Then, one day in October, the militants called him with some unusual instructions. Put together a team, they said, bring an ambulance and come to a sun-baked public square by sand dunes.

There, before a stunned crowd, the Islamist fighters carried out what they claimed was the only just sentence for theft: cutting off the thief's hand. As one of the fighters hacked away at the wrist of a terrified, screaming young man strapped to a chair, Dr. Maiga, a veteran of grisly emergency room scenes, looked away.

"I was shocked," he said, holding his head in his hands. "But I was powerless. My job is to heal people. What could I do?"

After nearly 10 months of occupation by Islamist fighters, many of them linked with al-Qaida in the Islamic Maghreb, the people of this ancient mud-walled city recounted how they survived the upending of their tranquil lives in a place so remote that its name has become a synonym for the middle of nowhere.

"Our lives were turned upside down," Dr. Maiga said. "They had guns, so whatever they asked, we did. It was useless to resist."

It has been only a few days since French and Malian troops marched into Timbuktu after heavy airstrikes chased the militants away, part of a surprisingly rapid campaign to retake northern Mali from the militants who held it captive for months. On Thursday, the French defense minister, Jean-Yves Le Drian, told French radio that the intervention had "succeeded" and reached "a point of change."

But while the Islamist militants have retreated to the desert, there are no illusions that they have ceased to be a threat.

As U.S. officials praised the speed of the French-led operation to recapture northern cities, they also cautioned that a lengthy campaign would be needed to root out the militants from their desert redoubts -- and that it was not immediately clear who would carry out the daunting task.

"This is all being done very much on the fly," one U.S. official said of the intervention. "The challenge will be to keep up the pressure when the sense is to declare victory and go home."

Here in Timbuktu, life is a long way from returning to normal. Shops owned by Arab tradesmen have been looted. Some residents have fled, a foretaste of ethnic strife that many fear will roil Mali for years to come. Electricity and running water are available only a few hours a day. The cellphone network remains down.

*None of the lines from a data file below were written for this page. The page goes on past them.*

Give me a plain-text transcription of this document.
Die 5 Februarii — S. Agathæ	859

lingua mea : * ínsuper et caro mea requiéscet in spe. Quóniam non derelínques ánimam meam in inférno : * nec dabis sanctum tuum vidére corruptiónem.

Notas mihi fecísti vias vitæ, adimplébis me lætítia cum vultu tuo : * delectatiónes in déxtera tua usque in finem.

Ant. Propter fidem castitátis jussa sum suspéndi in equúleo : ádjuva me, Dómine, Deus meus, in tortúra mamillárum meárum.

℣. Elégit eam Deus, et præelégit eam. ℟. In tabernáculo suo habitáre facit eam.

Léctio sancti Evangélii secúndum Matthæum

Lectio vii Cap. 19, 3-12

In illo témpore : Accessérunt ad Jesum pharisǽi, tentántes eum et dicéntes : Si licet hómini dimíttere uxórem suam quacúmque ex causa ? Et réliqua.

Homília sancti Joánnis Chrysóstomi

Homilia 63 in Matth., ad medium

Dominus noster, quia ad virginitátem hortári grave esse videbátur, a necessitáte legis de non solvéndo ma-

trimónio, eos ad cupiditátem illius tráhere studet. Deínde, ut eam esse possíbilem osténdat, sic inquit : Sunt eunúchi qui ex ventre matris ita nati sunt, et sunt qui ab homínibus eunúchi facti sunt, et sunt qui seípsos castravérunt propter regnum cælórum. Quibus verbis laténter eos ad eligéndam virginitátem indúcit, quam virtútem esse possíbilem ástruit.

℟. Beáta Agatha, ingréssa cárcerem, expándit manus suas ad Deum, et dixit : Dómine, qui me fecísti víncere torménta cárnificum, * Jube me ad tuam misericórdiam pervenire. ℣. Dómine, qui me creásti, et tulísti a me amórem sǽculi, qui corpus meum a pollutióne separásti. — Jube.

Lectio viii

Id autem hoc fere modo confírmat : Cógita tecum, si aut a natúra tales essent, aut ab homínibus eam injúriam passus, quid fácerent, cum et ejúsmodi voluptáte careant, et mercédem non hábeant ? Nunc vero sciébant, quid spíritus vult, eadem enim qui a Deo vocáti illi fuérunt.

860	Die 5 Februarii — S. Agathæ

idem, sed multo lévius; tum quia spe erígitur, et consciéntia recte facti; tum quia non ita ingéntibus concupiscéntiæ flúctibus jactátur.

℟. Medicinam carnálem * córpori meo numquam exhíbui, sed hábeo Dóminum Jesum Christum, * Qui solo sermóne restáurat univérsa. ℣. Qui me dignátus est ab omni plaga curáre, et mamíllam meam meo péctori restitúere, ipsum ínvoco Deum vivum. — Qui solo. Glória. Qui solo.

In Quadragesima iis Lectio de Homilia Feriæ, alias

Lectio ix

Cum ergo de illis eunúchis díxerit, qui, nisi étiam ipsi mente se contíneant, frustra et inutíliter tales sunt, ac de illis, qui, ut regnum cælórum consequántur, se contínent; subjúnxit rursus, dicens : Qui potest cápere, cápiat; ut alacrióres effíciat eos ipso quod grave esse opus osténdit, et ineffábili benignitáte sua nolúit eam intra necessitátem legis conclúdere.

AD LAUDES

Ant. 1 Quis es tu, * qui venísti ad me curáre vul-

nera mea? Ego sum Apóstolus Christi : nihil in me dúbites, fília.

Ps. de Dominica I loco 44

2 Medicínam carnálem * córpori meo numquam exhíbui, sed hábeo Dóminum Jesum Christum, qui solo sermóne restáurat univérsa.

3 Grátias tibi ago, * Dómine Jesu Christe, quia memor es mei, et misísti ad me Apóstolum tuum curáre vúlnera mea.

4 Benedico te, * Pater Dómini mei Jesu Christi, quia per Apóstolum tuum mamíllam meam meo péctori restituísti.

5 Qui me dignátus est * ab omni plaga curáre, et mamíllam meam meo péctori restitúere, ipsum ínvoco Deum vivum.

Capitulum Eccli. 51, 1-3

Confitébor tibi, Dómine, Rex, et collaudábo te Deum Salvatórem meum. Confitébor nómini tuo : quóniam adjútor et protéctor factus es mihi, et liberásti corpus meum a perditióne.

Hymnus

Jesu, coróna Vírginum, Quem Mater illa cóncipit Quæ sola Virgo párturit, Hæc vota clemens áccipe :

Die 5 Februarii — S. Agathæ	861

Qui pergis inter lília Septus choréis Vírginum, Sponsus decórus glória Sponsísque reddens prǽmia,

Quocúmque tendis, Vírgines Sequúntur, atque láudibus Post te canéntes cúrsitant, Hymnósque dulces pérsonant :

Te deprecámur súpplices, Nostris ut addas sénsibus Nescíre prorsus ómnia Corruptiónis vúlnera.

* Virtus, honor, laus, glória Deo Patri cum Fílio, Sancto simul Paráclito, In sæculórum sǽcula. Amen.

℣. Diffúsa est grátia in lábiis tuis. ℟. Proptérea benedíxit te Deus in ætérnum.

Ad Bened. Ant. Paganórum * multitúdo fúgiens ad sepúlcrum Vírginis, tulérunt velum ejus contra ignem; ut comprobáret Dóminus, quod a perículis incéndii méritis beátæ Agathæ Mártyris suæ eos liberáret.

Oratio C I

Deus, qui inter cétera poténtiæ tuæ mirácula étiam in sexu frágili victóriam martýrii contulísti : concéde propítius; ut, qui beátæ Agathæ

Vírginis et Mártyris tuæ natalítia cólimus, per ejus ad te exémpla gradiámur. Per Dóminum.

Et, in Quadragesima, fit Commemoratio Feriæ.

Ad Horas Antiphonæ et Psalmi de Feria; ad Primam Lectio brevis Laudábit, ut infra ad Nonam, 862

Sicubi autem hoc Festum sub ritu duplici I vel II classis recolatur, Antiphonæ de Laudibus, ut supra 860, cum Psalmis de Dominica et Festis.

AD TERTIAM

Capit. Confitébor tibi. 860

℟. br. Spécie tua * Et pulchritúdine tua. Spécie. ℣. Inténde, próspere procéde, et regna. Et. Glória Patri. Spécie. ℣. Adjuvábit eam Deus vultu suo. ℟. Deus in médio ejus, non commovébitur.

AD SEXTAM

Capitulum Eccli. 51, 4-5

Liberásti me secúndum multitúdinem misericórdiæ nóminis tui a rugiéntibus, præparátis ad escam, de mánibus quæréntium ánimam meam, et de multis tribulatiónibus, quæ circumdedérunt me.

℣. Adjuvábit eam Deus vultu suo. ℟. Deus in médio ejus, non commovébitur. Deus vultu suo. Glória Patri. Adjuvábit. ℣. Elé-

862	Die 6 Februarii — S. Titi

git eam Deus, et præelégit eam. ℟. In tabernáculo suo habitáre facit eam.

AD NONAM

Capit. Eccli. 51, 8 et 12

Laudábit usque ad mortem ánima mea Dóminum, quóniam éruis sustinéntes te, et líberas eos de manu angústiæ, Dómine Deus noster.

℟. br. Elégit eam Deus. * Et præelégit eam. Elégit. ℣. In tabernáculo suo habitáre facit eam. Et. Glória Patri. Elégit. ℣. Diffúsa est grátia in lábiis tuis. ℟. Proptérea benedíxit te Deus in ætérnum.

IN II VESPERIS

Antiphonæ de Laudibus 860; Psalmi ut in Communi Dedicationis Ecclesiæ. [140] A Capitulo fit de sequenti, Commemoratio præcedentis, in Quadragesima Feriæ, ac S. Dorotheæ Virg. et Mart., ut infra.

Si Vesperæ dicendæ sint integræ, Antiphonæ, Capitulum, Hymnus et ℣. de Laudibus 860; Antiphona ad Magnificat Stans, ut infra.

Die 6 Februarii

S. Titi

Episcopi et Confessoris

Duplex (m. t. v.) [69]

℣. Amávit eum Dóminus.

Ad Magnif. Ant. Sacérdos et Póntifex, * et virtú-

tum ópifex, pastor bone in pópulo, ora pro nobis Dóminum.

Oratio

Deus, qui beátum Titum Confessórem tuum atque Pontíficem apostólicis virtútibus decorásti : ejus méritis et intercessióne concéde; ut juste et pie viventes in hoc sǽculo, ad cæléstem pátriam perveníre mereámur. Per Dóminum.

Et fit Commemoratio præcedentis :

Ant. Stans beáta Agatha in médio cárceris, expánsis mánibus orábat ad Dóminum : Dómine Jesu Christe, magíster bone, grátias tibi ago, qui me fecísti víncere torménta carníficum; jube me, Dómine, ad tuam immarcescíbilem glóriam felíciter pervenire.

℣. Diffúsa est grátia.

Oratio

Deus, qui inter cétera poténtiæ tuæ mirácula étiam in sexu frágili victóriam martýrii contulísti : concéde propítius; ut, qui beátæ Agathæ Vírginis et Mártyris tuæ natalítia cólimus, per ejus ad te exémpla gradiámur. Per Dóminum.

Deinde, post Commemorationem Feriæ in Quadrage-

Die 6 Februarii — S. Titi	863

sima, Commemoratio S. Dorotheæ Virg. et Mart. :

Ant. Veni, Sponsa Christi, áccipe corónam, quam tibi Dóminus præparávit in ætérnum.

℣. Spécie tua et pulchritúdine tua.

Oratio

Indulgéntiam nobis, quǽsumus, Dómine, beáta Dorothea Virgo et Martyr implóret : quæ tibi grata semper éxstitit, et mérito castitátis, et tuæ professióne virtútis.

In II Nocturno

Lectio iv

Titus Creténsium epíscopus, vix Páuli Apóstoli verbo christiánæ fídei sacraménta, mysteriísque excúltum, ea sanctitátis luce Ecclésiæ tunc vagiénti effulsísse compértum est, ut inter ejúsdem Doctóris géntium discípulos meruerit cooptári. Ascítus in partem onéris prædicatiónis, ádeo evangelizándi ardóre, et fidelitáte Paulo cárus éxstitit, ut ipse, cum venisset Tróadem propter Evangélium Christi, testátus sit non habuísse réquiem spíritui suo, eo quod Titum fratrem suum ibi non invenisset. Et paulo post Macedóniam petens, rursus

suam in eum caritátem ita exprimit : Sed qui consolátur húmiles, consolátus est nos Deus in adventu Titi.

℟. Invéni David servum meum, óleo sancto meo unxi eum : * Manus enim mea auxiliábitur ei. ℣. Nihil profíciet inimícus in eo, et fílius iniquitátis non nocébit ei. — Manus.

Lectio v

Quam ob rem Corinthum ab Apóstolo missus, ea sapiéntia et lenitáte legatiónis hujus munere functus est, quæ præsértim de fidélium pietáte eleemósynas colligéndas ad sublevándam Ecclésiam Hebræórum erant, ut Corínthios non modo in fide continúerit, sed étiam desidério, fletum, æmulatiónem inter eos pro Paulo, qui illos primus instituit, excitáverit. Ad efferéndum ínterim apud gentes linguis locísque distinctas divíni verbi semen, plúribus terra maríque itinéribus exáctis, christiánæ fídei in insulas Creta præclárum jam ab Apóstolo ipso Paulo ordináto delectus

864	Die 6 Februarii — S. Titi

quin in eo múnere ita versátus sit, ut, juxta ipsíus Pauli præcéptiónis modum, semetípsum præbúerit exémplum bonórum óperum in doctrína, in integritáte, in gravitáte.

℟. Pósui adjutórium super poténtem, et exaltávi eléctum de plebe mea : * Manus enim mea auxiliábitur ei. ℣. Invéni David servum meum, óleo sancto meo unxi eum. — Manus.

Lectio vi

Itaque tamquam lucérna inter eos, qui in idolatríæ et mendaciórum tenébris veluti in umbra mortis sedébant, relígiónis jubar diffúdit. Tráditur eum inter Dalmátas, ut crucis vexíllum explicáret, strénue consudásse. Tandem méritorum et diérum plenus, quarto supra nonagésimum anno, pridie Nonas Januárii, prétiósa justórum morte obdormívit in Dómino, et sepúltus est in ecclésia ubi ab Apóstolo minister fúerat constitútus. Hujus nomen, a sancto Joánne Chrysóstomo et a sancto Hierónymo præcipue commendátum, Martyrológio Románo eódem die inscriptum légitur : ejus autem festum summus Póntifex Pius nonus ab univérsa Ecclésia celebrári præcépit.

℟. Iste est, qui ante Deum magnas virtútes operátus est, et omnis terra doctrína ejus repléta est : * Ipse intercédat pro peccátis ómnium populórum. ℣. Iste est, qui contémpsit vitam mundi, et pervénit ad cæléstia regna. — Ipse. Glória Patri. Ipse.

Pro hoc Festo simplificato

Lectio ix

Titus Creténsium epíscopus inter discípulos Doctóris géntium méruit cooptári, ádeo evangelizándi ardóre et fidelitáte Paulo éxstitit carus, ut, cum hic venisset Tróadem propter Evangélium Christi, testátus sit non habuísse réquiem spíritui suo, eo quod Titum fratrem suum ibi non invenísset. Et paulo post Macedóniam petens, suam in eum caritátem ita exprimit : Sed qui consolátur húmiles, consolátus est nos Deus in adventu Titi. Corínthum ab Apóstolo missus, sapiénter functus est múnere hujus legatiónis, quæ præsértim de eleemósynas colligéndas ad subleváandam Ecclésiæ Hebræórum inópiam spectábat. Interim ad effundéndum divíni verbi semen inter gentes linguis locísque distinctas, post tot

Many of the residents who left -- first to escape the occupation, then to escape the French airstrikes -- have no way to return. Always remote, the city remains dangerously isolated: The dusty tracks and rivers leading here wind through forbidding scrubland territory that could still provide refuge for the Islamist fighters who melted away from the cities.

Those who remained told stories of how they survived the long occupation: by hiding away treasured manuscripts and amulets forbidden by the Islamists; burying crates of beer in the desert; standing by as the tombs of saints they venerated were reduced to rubble; silencing their radios to the city's famous but now forbidden music.

"They tried to take away everything that made Timbuktu Timbuktu," said Mahalmoudou Tandina, a marabout, or Islamic preacher, whose ancestors first settled in Timbuktu from Morocco in the 13th century. "They almost succeeded."

On April 1, the day rebels arrived in this city, Mr. Tandina had just returned from the first, predawn prayer of the day. He made bittersweet tea to the murmur of a French radio broadcast. The news was bad: Gao, the largest city in northern Mali, had fallen to Tuareg rebels, the nomadic fighters who had been battling the Malian state for decades.

When shots rang out in Independence Square, just behind Mr, Tandina's house, he knew that Timbuktu's latest conquerors had arrived.